When I was a budding journalist, the colleagues most invested in my career were older, heterosexual men. I had recently left the comforts of a grassy campus quad for fluorescent-lit boardrooms and was so insecure and lost that I revelled in any source of guidance.
So when they flirted, I flirted back. I wrote cheeky e-mails and had relationships outside of the office. Sometimes they turned into genuine connections that surpassed any professional motivations. But I was ambitious and a big part of my attraction to older dudes was that they willingly offered answers to my burning career questions.
As valuable as some of that advice was, a mentorship that's intertwined with sexual interest can be incredibly tenuous. When a flirtatious dynamic sours, you suddenly feel too awkward to confide in the person you once relied on to help you work out professional woes. Of course great, platonic male mentors exist - hell, even Don Draper kept his hands off Peggy Olson. But too often young women end up in complicated mentorships with men because they simply don't get the same attention from their older female colleagues.
Looking back, I wish a woman high up on a masthead had helped me navigate difficult decisions and office politics. Sure, there were some slightly older women who gave me great advice and became my close friends. But I was too intimidated to approach the ladies who held more senior positions, and they weren't overly interested in me. None of my management-level female colleagues took me out for coffee, asked me about future goals or offered to write a reference letter on a tight deadline the way the men did. I used to wonder why, but now that I've worked in journalism for eights years, I understand the mentality that leads many successful women to eschew mentoring the next generation.
While senior men often shower a new female intern with attention, I don't always walk over and introduce myself. I rarely shoot them an e-mail to say "Hey, if you have any questions I'm happy to help!" Why? Oh, I dunno. Too busy. Too caught up in my own work. (Insert excuse here.) Subconsciously I'm doing that horrible cost-benefit analysis in which I conclude that helping a young journalist won't do much for me. For many older men, the promise of female attention and flirtation is enough to take an interest in their young colleague's work. Sadly, many mentorships end up being driven by lust rather than a genuine desire to see someone's talent grow.

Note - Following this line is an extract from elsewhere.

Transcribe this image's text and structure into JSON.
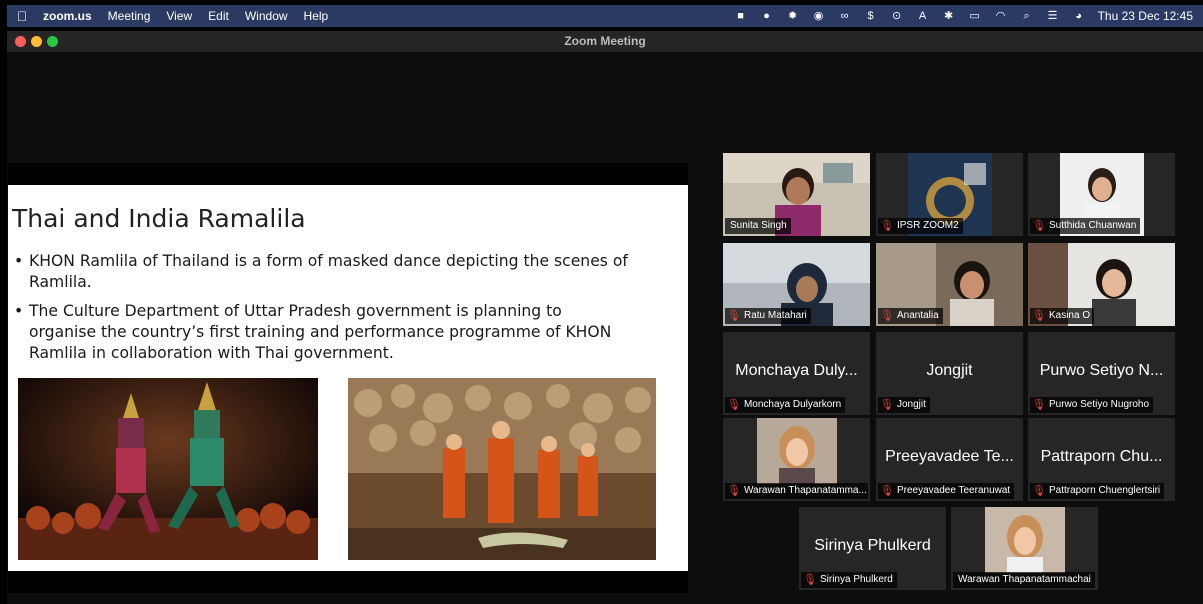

Women need to do a better job of empowering their younger, female colleagues. A recent LinkedIn survey found 67 per cent of women who have never been mentors use the justification that no one asked for their help, which is frankly a lame excuse. A survey by USA Today of female CEOs, chairs and company founders found that 33 out of 34 women identify a male mentor as having the greatest influence on their careers.
Part of the explanation for this striking statistic has to be that corporate boardrooms are still dominated by men, but if more women in powerful positions doled out advice it would certainly help solve that problem.

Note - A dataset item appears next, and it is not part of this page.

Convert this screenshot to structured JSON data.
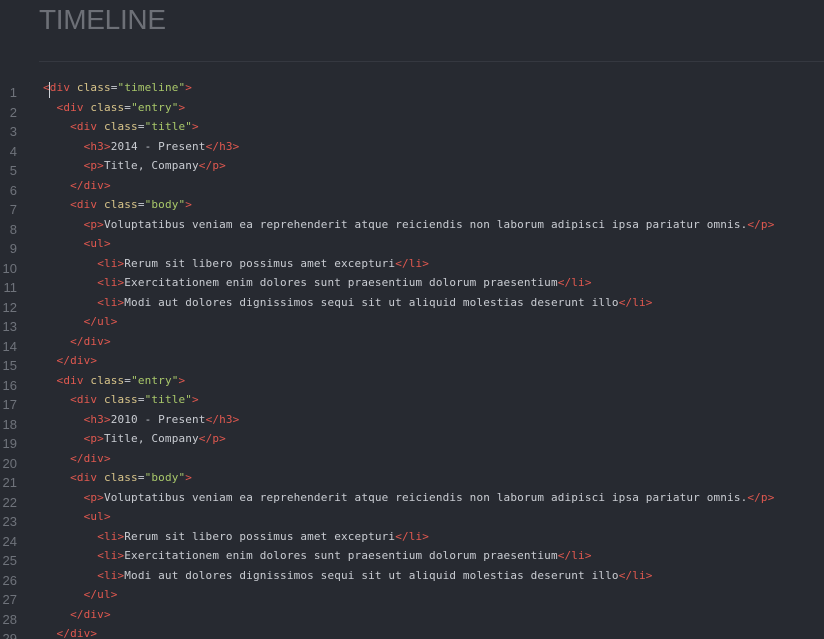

It would be deeply unfeminist of me to blame women for the creepy things some men do at the office. Guys should offer professional advice because they like your brain, not your breasts, and lecherous co-workers who make unwanted advances should be promptly fired. But I also know the attraction between older men and younger woman will always exist. You can thank the biological pulls of youthful fertility and a powerful provider. I don't begrudge anyone who pursues that kind of relationship and I don't regret any of mine.
This is not a lecture about who to date. The point is that no young woman should feel like the only person willing to mentor her is the person who also pictures her naked at work, regardless of whether or not she enjoys that dynamic. That is less likely to happen if women with experience make themselves more accessible.
Females in positions of power should reach out to new colleagues. We should introduce ourselves, show an interest in their work and prove that getting solid career advice can be strictly business.